Using an in-depth case example of a patient he calls "Major B," Dr. Carr was able to impress upon the audience the complexity of the experiential world of a severely traumatized Major in the Air Force, as they worked together on the critical issues of guilt and shame.

For Major B, it is not the violence he witnessed in Afghanistan that haunts him; it is his feelings about the violence he inflicted. He often maintained that, given the circumstances again, he would kill the same people, but that doesn't make it any more bearable. He has nightmares in which he can't stop killing people, and, seeing himself as an emotionless "killing machine," he's afraid that he won't recognize the difference between what is normal and what is a threat. According to Stolorow, when these unendurable emotions cannot be processed with others, these feelings become dissociated and the individual feels a sense of deadness, dullness and a loss of vitality, and it becomes difficult to feel any connection with other human beings.

As if these feelings of guilt were not difficult enough, the feelings of shame are even more painful. The worst part for Major B was his feeling that he couldn't handle combat and that he needed help with the unbearable emotions from it. Before he met Dr. Carr, he believed he could not seek out other people to help him bear and process his feelings about killing large numbers of people. In his mind, he was supposed to maintain the persona of the stoic tough guy whom nothing bothered. Before he began to wrestle with the emasculating experience of admitting to his problems, and then seeking help, he turned to "Dr. Alcohol" and the comforting thought of committing suicide as antidotes to the feeling that he had lost his mind in Afghanistan.

Dr. Carr states:


By providing a relational home to the traumatic experiences of many combat veterans, I understand the guilt and shame that many of them feel. I understand why some severely traumatized veterans feel as if they deserve to die, why they feel more at ease sleeping under a bridge than rejoining the communities they fought to defend. And through my work, I understand better my own feelings of alienation from the rest of America after participating in a decade of military campaigns since 9/11.

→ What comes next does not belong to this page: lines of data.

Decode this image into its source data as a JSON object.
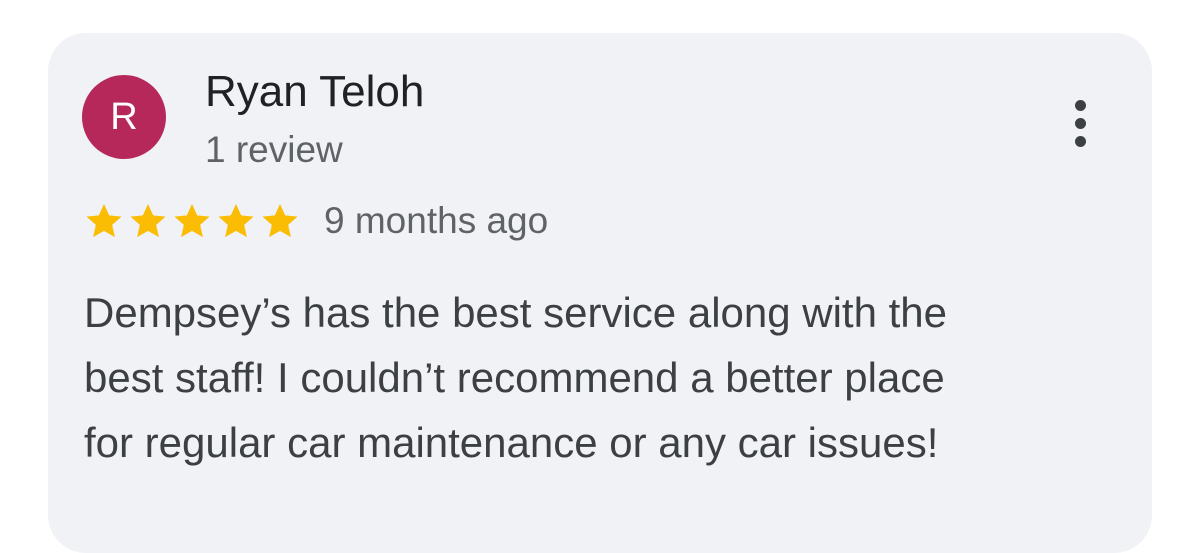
{
  "review": {
    "author": {
      "initial": "R",
      "name": "Ryan Teloh",
      "review_count": "1 review",
      "avatar_color": "#b6285a"
    },
    "rating": 5,
    "rating_max": 5,
    "star_color": "#fbbc04",
    "time_ago": "9 months ago",
    "text_lines": [
      "Dempsey’s has the best service along with the",
      "best staff! I couldn’t recommend a better place",
      "for regular car maintenance or any car issues!"
    ],
    "menu_icon": "more-vert-icon"
  }
}
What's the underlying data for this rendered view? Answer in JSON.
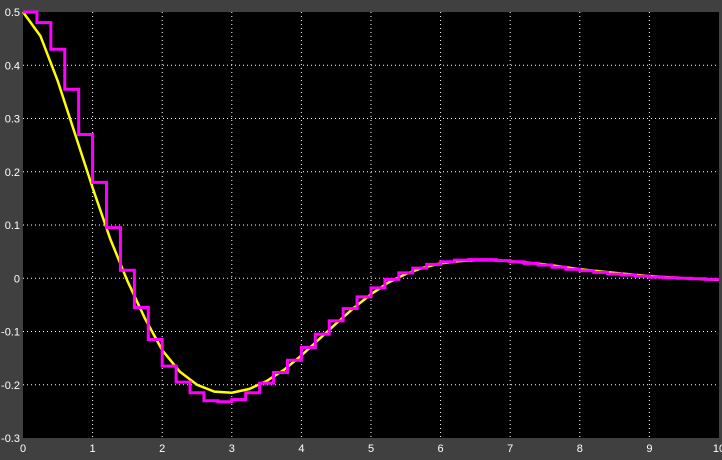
{
  "chart_data": {
    "type": "line",
    "title": "",
    "xlabel": "",
    "ylabel": "",
    "xlim": [
      0,
      10
    ],
    "ylim": [
      -0.3,
      0.5
    ],
    "x_ticks": [
      "0",
      "1",
      "2",
      "3",
      "4",
      "5",
      "6",
      "7",
      "8",
      "9",
      "10"
    ],
    "y_ticks": [
      "0.5",
      "0.4",
      "0.3",
      "0.2",
      "0.1",
      "0",
      "-0.1",
      "-0.2",
      "-0.3"
    ],
    "grid": true,
    "series": [
      {
        "style": "line",
        "color": "#ffff00",
        "x": [
          0,
          0.25,
          0.5,
          0.75,
          1,
          1.25,
          1.5,
          1.75,
          2,
          2.25,
          2.5,
          2.75,
          3,
          3.25,
          3.5,
          3.75,
          4,
          4.25,
          4.5,
          4.75,
          5,
          5.25,
          5.5,
          5.75,
          6,
          6.25,
          6.5,
          6.75,
          7,
          7.5,
          8,
          8.5,
          9,
          9.5,
          10
        ],
        "y": [
          0.5,
          0.455,
          0.37,
          0.27,
          0.17,
          0.075,
          -0.005,
          -0.075,
          -0.135,
          -0.175,
          -0.2,
          -0.213,
          -0.215,
          -0.208,
          -0.193,
          -0.172,
          -0.145,
          -0.115,
          -0.085,
          -0.056,
          -0.03,
          -0.008,
          0.008,
          0.02,
          0.028,
          0.032,
          0.034,
          0.034,
          0.032,
          0.026,
          0.017,
          0.01,
          0.004,
          0.0,
          -0.003
        ]
      },
      {
        "style": "step",
        "color": "#ff00ff",
        "x": [
          0,
          0.2,
          0.4,
          0.6,
          0.8,
          1.0,
          1.2,
          1.4,
          1.6,
          1.8,
          2.0,
          2.2,
          2.4,
          2.6,
          2.8,
          3.0,
          3.2,
          3.4,
          3.6,
          3.8,
          4.0,
          4.2,
          4.4,
          4.6,
          4.8,
          5.0,
          5.2,
          5.4,
          5.6,
          5.8,
          6.0,
          6.2,
          6.4,
          6.6,
          6.8,
          7.0,
          7.2,
          7.4,
          7.6,
          7.8,
          8.0,
          8.2,
          8.4,
          8.6,
          8.8,
          9.0,
          9.2,
          9.4,
          9.6,
          9.8,
          10
        ],
        "y": [
          0.5,
          0.48,
          0.43,
          0.355,
          0.27,
          0.18,
          0.095,
          0.015,
          -0.055,
          -0.115,
          -0.165,
          -0.195,
          -0.215,
          -0.23,
          -0.232,
          -0.228,
          -0.215,
          -0.197,
          -0.177,
          -0.154,
          -0.13,
          -0.105,
          -0.08,
          -0.057,
          -0.035,
          -0.018,
          -0.002,
          0.01,
          0.019,
          0.026,
          0.031,
          0.034,
          0.035,
          0.035,
          0.033,
          0.031,
          0.028,
          0.025,
          0.021,
          0.017,
          0.014,
          0.011,
          0.008,
          0.006,
          0.004,
          0.002,
          0.001,
          0.0,
          -0.001,
          -0.002,
          -0.002
        ]
      }
    ]
  },
  "colors": {
    "background": "#404040",
    "plot_area": "#000000",
    "grid": "#ffffff",
    "tick_text": "#ffffff"
  }
}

I feel profoundly privileged to have witnessed this important event in which the field of psychoanalysis has broken ground in the treatment of military personnel. Dr. Carr, whom I consider to be a national treasure, received a tearful and extended standing ovation from a large and seasoned group of psychoanalysts, who never imagined that the words "military" and "psychoanalysis" would be uttered in the same sentence! My hope is that Dr. Carr's work will receive the acknowledgement it deserves, and that his methods can be implemented throughout the military to bring our wounded warriors the sense of hope that many of them have lost.

Interested readers can find Dr. Russell Carr's article "Combat and human existence: Toward an intersubjective approach to combat-related PTSD" in Psychoanalytic Psychology Volume 28, Issue 4 (Oct. 2011), pages 471-496.